Voltando ao relatório da EudraVigilance, em 2020 foram sinalizadas 1888 situações como exigindo mais investigação, o processo agora desencadeado na vacina da AstraZeneca. Ao todo o comité PRAC investigou 81 dossiês e em 37 o resultado foram atualizações na informação a doentes e profissionais de saúde. Em dois casos foram dadas novas orientações sobre prescrição e em 16 manter a monitorização foi considerado suficiente. Num ano normal e apesar de milhares de notificações, não é assim habitual que um medicamento saia do mercado nem é provável que isso acontece com a vacina inglesa.
A base de dados europeia mostra que o reporte de reações adversas é feito nos mais diversos medicamentos, incluindo os mais comuns. A ficha do paracetamol revela que na última década foram reportadas 64 mil casos de suspeita de reação adversa, 55% por mulheres e 32% por homens. Intoxicações, problemas gastroentestinais e reações cutâneas têm o maior peso. Já o ibuprofeno motivou ao longo da última década 54 mil reportes de reações adversas.

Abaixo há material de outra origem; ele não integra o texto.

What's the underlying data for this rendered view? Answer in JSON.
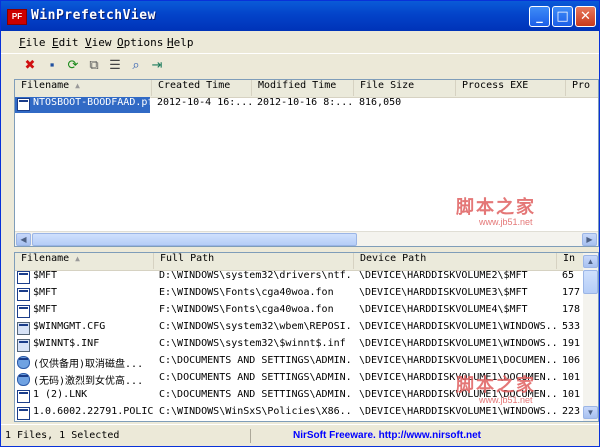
{
  "window": {
    "title": "WinPrefetchView",
    "icon_label": "PF",
    "controls": {
      "minimize": "_",
      "maximize": "□",
      "close": "✕"
    }
  },
  "menu": [
    {
      "key": "F",
      "rest": "ile"
    },
    {
      "key": "E",
      "rest": "dit"
    },
    {
      "key": "V",
      "rest": "iew"
    },
    {
      "key": "O",
      "rest": "ptions"
    },
    {
      "key": "H",
      "rest": "elp"
    }
  ],
  "toolbar": [
    {
      "name": "delete-icon",
      "glyph": "✖",
      "color": "#d01010"
    },
    {
      "name": "save-icon",
      "glyph": "▪",
      "color": "#2050a0"
    },
    {
      "name": "refresh-icon",
      "glyph": "⟳",
      "color": "#1a8a1a"
    },
    {
      "name": "copy-icon",
      "glyph": "⧉",
      "color": "#555555"
    },
    {
      "name": "properties-icon",
      "glyph": "☰",
      "color": "#444444"
    },
    {
      "name": "find-icon",
      "glyph": "⌕",
      "color": "#2a5ab0"
    },
    {
      "name": "exit-icon",
      "glyph": "⇥",
      "color": "#1a7a5a"
    }
  ],
  "top_list": {
    "columns": [
      "Filename",
      "Created Time",
      "Modified Time",
      "File Size",
      "Process EXE",
      "Pro"
    ],
    "rows": [
      [
        "NTOSBOOT-BOODFAAD.pf",
        "2012-10-4 16:...",
        "2012-10-16 8:...",
        "816,050",
        "",
        ""
      ]
    ]
  },
  "bottom_list": {
    "columns": [
      "Filename",
      "Full Path",
      "Device Path",
      "In"
    ],
    "rows": [
      [
        "$MFT",
        "D:\\WINDOWS\\system32\\drivers\\ntf...",
        "\\DEVICE\\HARDDISKVOLUME2\\$MFT",
        "65"
      ],
      [
        "$MFT",
        "E:\\WINDOWS\\Fonts\\cga40woa.fon",
        "\\DEVICE\\HARDDISKVOLUME3\\$MFT",
        "177"
      ],
      [
        "$MFT",
        "F:\\WINDOWS\\Fonts\\cga40woa.fon",
        "\\DEVICE\\HARDDISKVOLUME4\\$MFT",
        "178"
      ],
      [
        "$WINMGMT.CFG",
        "C:\\WINDOWS\\system32\\wbem\\REPOSI...",
        "\\DEVICE\\HARDDISKVOLUME1\\WINDOWS...",
        "533"
      ],
      [
        "$WINNT$.INF",
        "C:\\WINDOWS\\system32\\$winnt$.inf",
        "\\DEVICE\\HARDDISKVOLUME1\\WINDOWS...",
        "191"
      ],
      [
        "(仅供备用)取消磁盘...",
        "C:\\DOCUMENTS AND SETTINGS\\ADMIN...",
        "\\DEVICE\\HARDDISKVOLUME1\\DOCUMEN...",
        "106"
      ],
      [
        "(无码)激烈到女优高...",
        "C:\\DOCUMENTS AND SETTINGS\\ADMIN...",
        "\\DEVICE\\HARDDISKVOLUME1\\DOCUMEN...",
        "101"
      ],
      [
        "1 (2).LNK",
        "C:\\DOCUMENTS AND SETTINGS\\ADMIN...",
        "\\DEVICE\\HARDDISKVOLUME1\\DOCUMEN...",
        "101"
      ],
      [
        "1.0.6002.22791.POLICY...",
        "C:\\WINDOWS\\WinSxS\\Policies\\X86...",
        "\\DEVICE\\HARDDISKVOLUME1\\WINDOWS...",
        "223"
      ]
    ]
  },
  "status": {
    "selection": "1 Files, 1 Selected",
    "link": "NirSoft Freeware.  http://www.nirsoft.net"
  },
  "watermark": {
    "text": "脚本之家",
    "url": "www.jb51.net"
  }
}
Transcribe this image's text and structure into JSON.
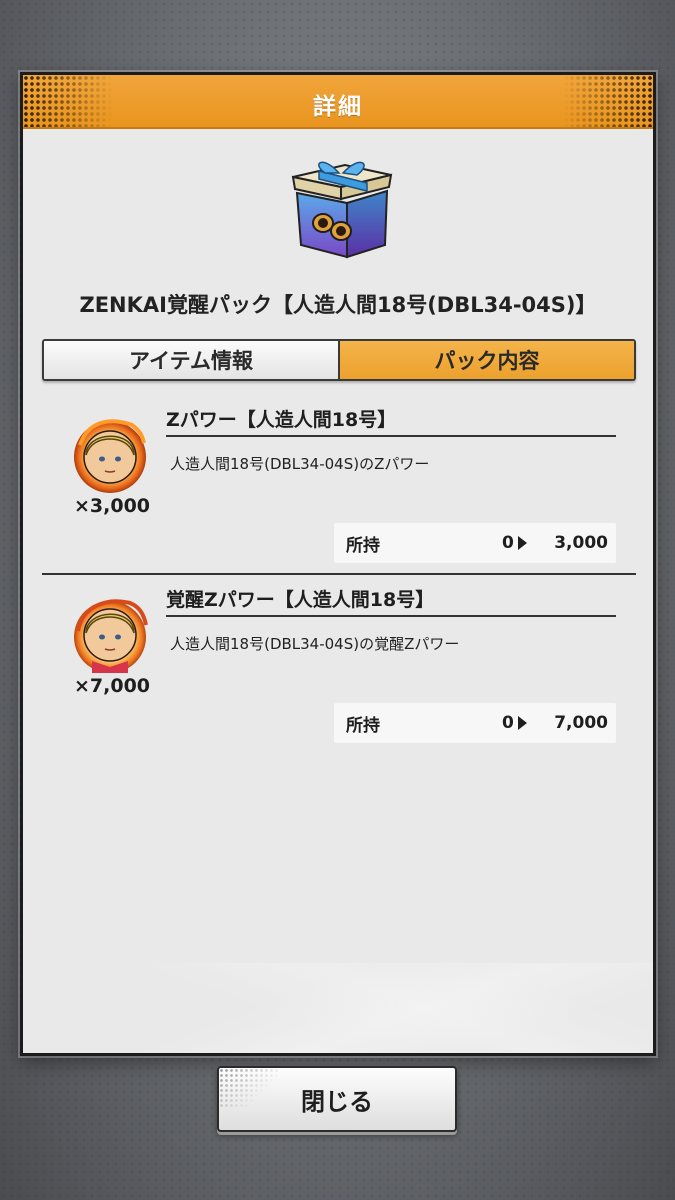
{
  "dialog": {
    "title": "詳細",
    "item_name": "ZENKAI覚醒パック【人造人間18号(DBL34-04S)】"
  },
  "tabs": [
    {
      "label": "アイテム情報",
      "active": false
    },
    {
      "label": "パック内容",
      "active": true
    }
  ],
  "rewards": [
    {
      "title": "Zパワー【人造人間18号】",
      "description": "人造人間18号(DBL34-04S)のZパワー",
      "quantity": "×3,000",
      "owned_label": "所持",
      "owned_from": "0",
      "owned_to": "3,000"
    },
    {
      "title": "覚醒Zパワー【人造人間18号】",
      "description": "人造人間18号(DBL34-04S)の覚醒Zパワー",
      "quantity": "×7,000",
      "owned_label": "所持",
      "owned_from": "0",
      "owned_to": "7,000"
    }
  ],
  "close_button": {
    "label": "閉じる"
  },
  "colors": {
    "header_orange": "#eb9b28",
    "active_tab": "#eca12d",
    "dialog_bg": "#e9e9e9"
  }
}
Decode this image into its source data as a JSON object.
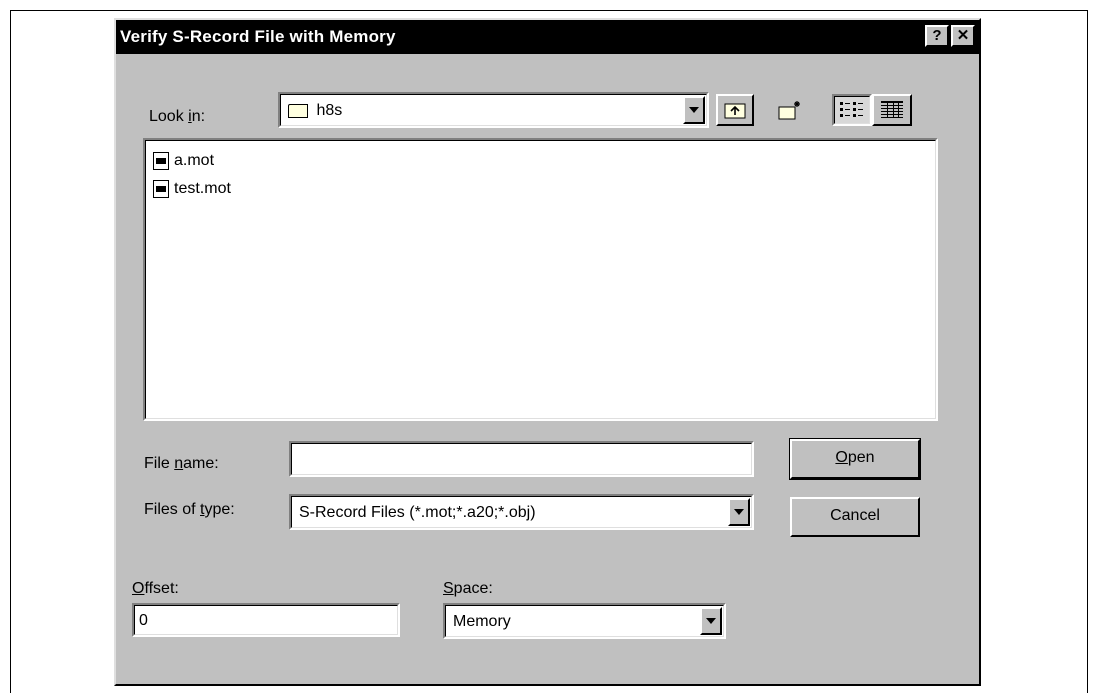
{
  "dialog": {
    "title": "Verify S-Record File with Memory",
    "help_glyph": "?",
    "close_glyph": "✕"
  },
  "look_in": {
    "label_pre": "Look ",
    "label_accel": "i",
    "label_post": "n:",
    "value": "h8s"
  },
  "toolbar": {
    "up_icon": "up-folder-icon",
    "new_folder_icon": "new-folder-icon",
    "list_icon": "list-view-icon",
    "details_icon": "details-view-icon"
  },
  "files": [
    {
      "name": "a.mot"
    },
    {
      "name": "test.mot"
    }
  ],
  "file_name": {
    "label_pre": "File ",
    "label_accel": "n",
    "label_post": "ame:",
    "value": ""
  },
  "files_of_type": {
    "label_pre": "Files of ",
    "label_accel": "t",
    "label_post": "ype:",
    "value": "S-Record Files (*.mot;*.a20;*.obj)"
  },
  "buttons": {
    "open_accel": "O",
    "open_rest": "pen",
    "cancel": "Cancel"
  },
  "offset": {
    "label_accel": "O",
    "label_rest": "ffset:",
    "value": "0"
  },
  "space": {
    "label_accel": "S",
    "label_rest": "pace:",
    "value": "Memory"
  }
}
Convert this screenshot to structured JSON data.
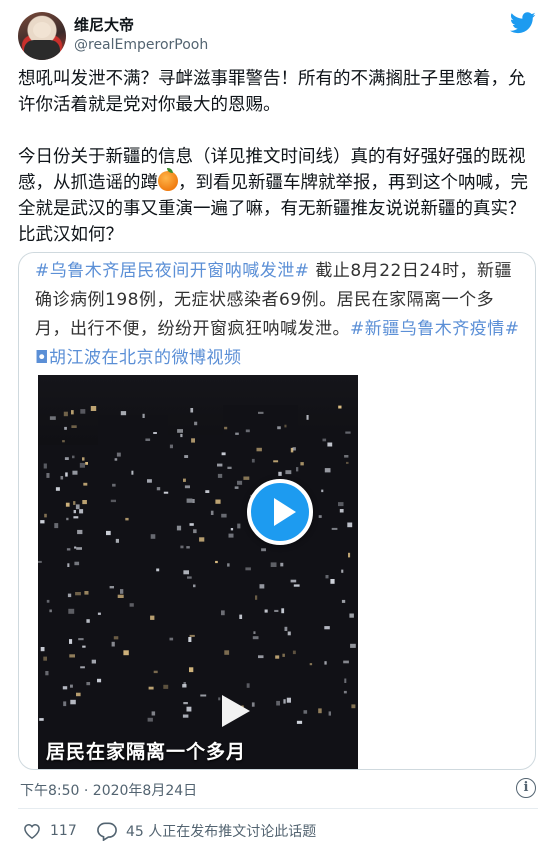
{
  "author": {
    "display_name": "维尼大帝",
    "handle": "@realEmperorPooh"
  },
  "tweet": {
    "line1": "想吼叫发泄不满？寻衅滋事罪警告！所有的不满搁肚子里憋着，允许你活着就是党对你最大的恩赐。",
    "line2a": "今日份关于新疆的信息（详见推文时间线）真的有好强好强的既视感，从抓造谣的蹲",
    "line2b": "，到看见新疆车牌就举报，再到这个呐喊，完全就是武汉的事又重演一遍了嘛，有无新疆推友说说新疆的真实？比武汉如何？"
  },
  "embed": {
    "hashtag1": "#乌鲁木齐居民夜间开窗呐喊发泄#",
    "text1": " 截止8月22日24时，新疆确诊病例198例，无症状感染者69例。居民在家隔离一个多月，出行不便，纷纷开窗疯狂呐喊发泄。",
    "hashtag2": "#新疆乌鲁木齐疫情#",
    "link_text": " ◘胡江波在北京的微博视频",
    "video_caption": "居民在家隔离一个多月"
  },
  "footer": {
    "timestamp": "下午8:50 · 2020年8月24日",
    "like_count": "117",
    "reply_text": "45 人正在发布推文讨论此话题",
    "info_glyph": "i"
  },
  "colors": {
    "accent": "#1d9bf0",
    "text": "#0f1419",
    "muted": "#536471",
    "link": "#5b8fd6"
  }
}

Há também uma lista com informação sobre reações adversas a substâncias. Já foram por exemplo reportados a nível europeu 1588 casos de suspeita de reação adversa à cafeína, de bebés a idosos. O canabidiol, substância ativa da canábis que começa a ser usada em medicamentos, motivou até à data 2283 comunicações de reações adversas, a maioria no ano passado.O relatório anual do Infarmed, que o i também consultou, mostra que no ano passado foram reportados em Portugal 8.131 casos de reações adversas a medicamentos, 63% pela indústria farmacêutica, 33% pelos profissionais de saúde e apenas 4% (300 casos) pelos próprios doentes. Cerca de metade foram reações graves. O número de reações reportadas atingiu um valor recorde em 2019, com mais de 10 mil notificações, mas em ano de atenções e trabalho focado na pandemia também caiu.